A Review on Data Mining and Continuous Optimization Applications in Computational Biology and Medicine

Weber G., Ozogur-Akyuz S., Kropat E.

BIRTH DEFECTS RESEARCH PART C-EMBRYO TODAY-REVIEWS, vol.87, no.2, pp.165-181, 2009 (SCI-Expanded) identifier identifier identifier

  • Publication Type: Article / Review
  • Volume: 87 Issue: 2
  • Publication Date: 2009
  • Doi Number: 10.1002/bdrc.20151
  • Journal Indexes: Science Citation Index Expanded (SCI-EXPANDED), Scopus, Agricultural & Environmental Science Database
  • Page Numbers: pp.165-181
  • Keywords: gene-environment networks, computational biology, diseases, birth defects, classification, support vector machines, machine learning, model selection, generalized semi-infinite programming, errors, uncertainty, infinity, modeling, dynamical system, intervals, matrix, structural stability, conic programming, continuous, discrete, hybrid, medicine, health care, GENERALIZED SEMIINFINITE OPTIMIZATION, GENETIC NETWORKS, EXPRESSION, STABILITY, SYSTEM
  • Middle East Technical University Affiliated: Yes


An emerging research area in computational biology and biotechnology is devoted to mathematical modeling and prediction of gene-expression patterns; it nowadays requests mathematics to deeply understand its foundations. This article surveys data mining and machine learning methods for an analysis of complex systems in computational biology, It mathematically deepens recent advances in modeling and prediction by rigorously introducing the environment and aspects of errors and uncertainty into the genetic context within the framework of matrix and interval arithmetics.

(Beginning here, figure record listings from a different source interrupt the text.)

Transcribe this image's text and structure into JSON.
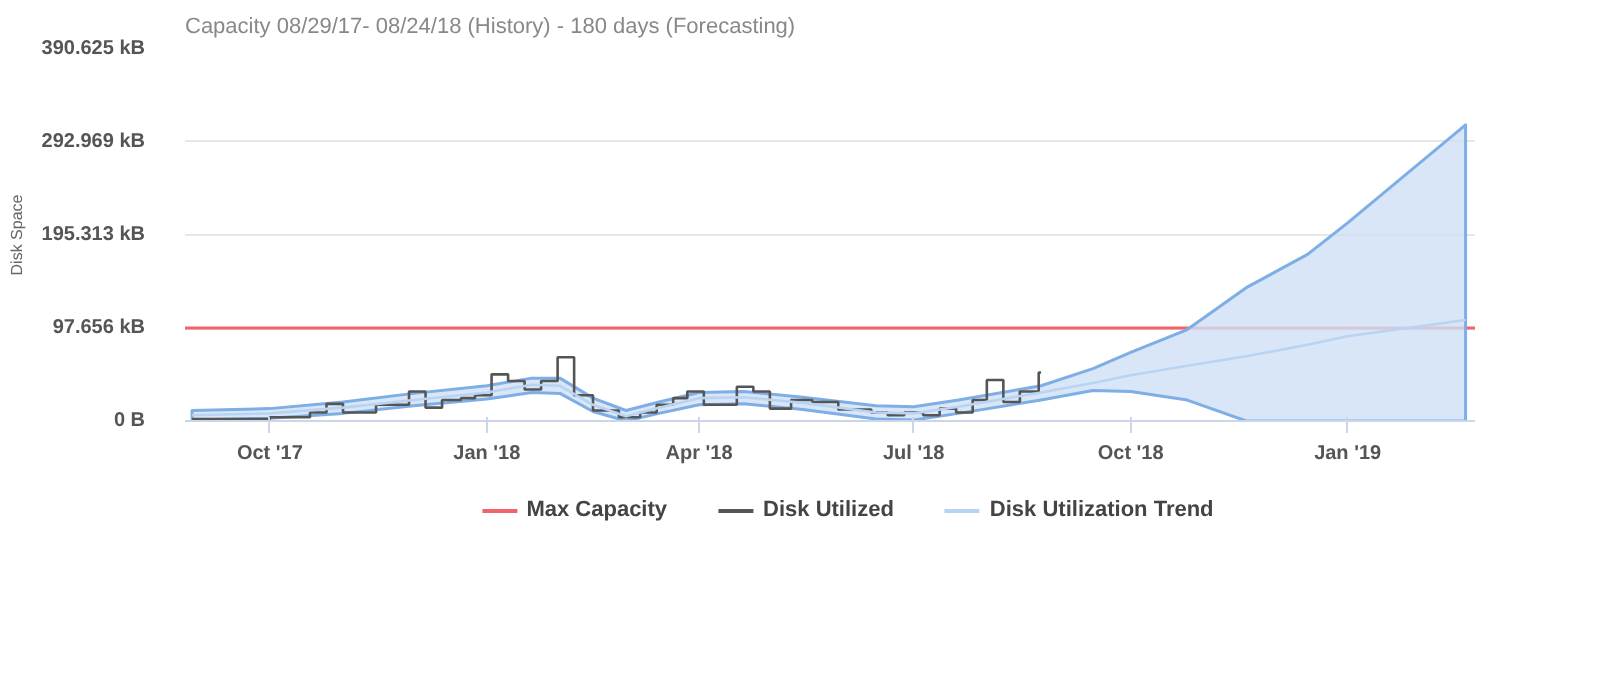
{
  "chart_data": {
    "type": "line",
    "title": "Capacity 08/29/17- 08/24/18 (History) - 180 days (Forecasting)",
    "ylabel": "Disk Space",
    "xlim": [
      "2017-08-26",
      "2019-02-24"
    ],
    "xticks": [
      {
        "value": "2017-10-01",
        "label": "Oct '17"
      },
      {
        "value": "2018-01-01",
        "label": "Jan '18"
      },
      {
        "value": "2018-04-01",
        "label": "Apr '18"
      },
      {
        "value": "2018-07-01",
        "label": "Jul '18"
      },
      {
        "value": "2018-10-01",
        "label": "Oct '18"
      },
      {
        "value": "2019-01-01",
        "label": "Jan '19"
      }
    ],
    "ylim": [
      0,
      390.625
    ],
    "yticks": [
      {
        "value": 0,
        "label": "0 B"
      },
      {
        "value": 97.656,
        "label": "97.656 kB"
      },
      {
        "value": 195.313,
        "label": "195.313 kB"
      },
      {
        "value": 292.969,
        "label": "292.969 kB"
      },
      {
        "value": 390.625,
        "label": "390.625 kB"
      }
    ],
    "grid": "y",
    "legend": "bottom",
    "ref_lines": [
      {
        "axis": "y",
        "value": 97.656,
        "label": "Max Capacity",
        "color": "#f0646a"
      }
    ],
    "series": [
      {
        "name": "Disk Utilized",
        "type": "step",
        "color": "#555555",
        "x": [
          "2017-08-29",
          "2017-10-01",
          "2017-10-18",
          "2017-10-25",
          "2017-11-01",
          "2017-11-15",
          "2017-11-29",
          "2017-12-06",
          "2017-12-13",
          "2017-12-21",
          "2017-12-27",
          "2018-01-03",
          "2018-01-10",
          "2018-01-17",
          "2018-01-24",
          "2018-01-31",
          "2018-02-07",
          "2018-02-15",
          "2018-02-26",
          "2018-03-07",
          "2018-03-14",
          "2018-03-21",
          "2018-03-27",
          "2018-04-03",
          "2018-04-17",
          "2018-04-24",
          "2018-05-01",
          "2018-05-10",
          "2018-05-19",
          "2018-05-30",
          "2018-06-13",
          "2018-06-20",
          "2018-06-27",
          "2018-07-05",
          "2018-07-12",
          "2018-07-19",
          "2018-07-26",
          "2018-08-01",
          "2018-08-08",
          "2018-08-15",
          "2018-08-23",
          "2018-08-24"
        ],
        "values": [
          2,
          4,
          9,
          18,
          9,
          17,
          31,
          14,
          22,
          24,
          27,
          49,
          42,
          33,
          42,
          67,
          27,
          11,
          4,
          9,
          17,
          24,
          31,
          17,
          36,
          31,
          13,
          22,
          20,
          12,
          9,
          6,
          9,
          6,
          13,
          9,
          22,
          43,
          20,
          31,
          51,
          51
        ]
      },
      {
        "name": "Disk Utilization Trend",
        "color": "#b9d3f3",
        "x": [
          "2017-08-29",
          "2017-10-01",
          "2017-11-01",
          "2017-12-01",
          "2018-01-01",
          "2018-01-20",
          "2018-02-01",
          "2018-02-15",
          "2018-03-01",
          "2018-03-15",
          "2018-04-01",
          "2018-04-20",
          "2018-05-15",
          "2018-06-15",
          "2018-07-01",
          "2018-07-20",
          "2018-08-24",
          "2018-09-15",
          "2018-10-01",
          "2018-10-25",
          "2018-11-19",
          "2018-12-15",
          "2019-01-01",
          "2019-02-20"
        ],
        "values": [
          6,
          8,
          14,
          22,
          30,
          38,
          37,
          17,
          5,
          14,
          24,
          25,
          19,
          9,
          8,
          15,
          30,
          40,
          48,
          58,
          68,
          80,
          89,
          106
        ],
        "lower": [
          1,
          3,
          8,
          16,
          23,
          30,
          29,
          10,
          0,
          8,
          17,
          18,
          12,
          2,
          1,
          8,
          22,
          32,
          31,
          22,
          0,
          0,
          0,
          0
        ],
        "upper": [
          11,
          13,
          20,
          29,
          37,
          45,
          45,
          24,
          11,
          20,
          30,
          31,
          25,
          16,
          15,
          22,
          37,
          55,
          72,
          96,
          140,
          175,
          208,
          311
        ]
      }
    ]
  }
}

Given the data from DNA microarray experiments and environmental measurements, we extract nonlinear ordinary differential equations which contain parameters that are to be determined. This is done by a generalized Chebychev approximation and generalized semi-infinite optimization. Then, time-discretized dynamical systems are studied. By a combinatorial algorithm which constructs and follows polyhedra sequences, the region of parametric stability is detected. In addition, we analyze the topological landscape of gene-environment networks in terms of structural stability. As a second strategy, we will review recent model selection and kernel learning methods for binary classification which can be used to classify microarray data for cancerous cells or for discrimination of other kind of diseases. This review is practically motivated and theoretically elaborated; it is devoted to a contribution to better health care, progress in medicine, a better education, and more healthy living conditions. Birth Defects Research (Part C) 87:165-181, 2009. (c) 2009 Wiley-Liss, Inc.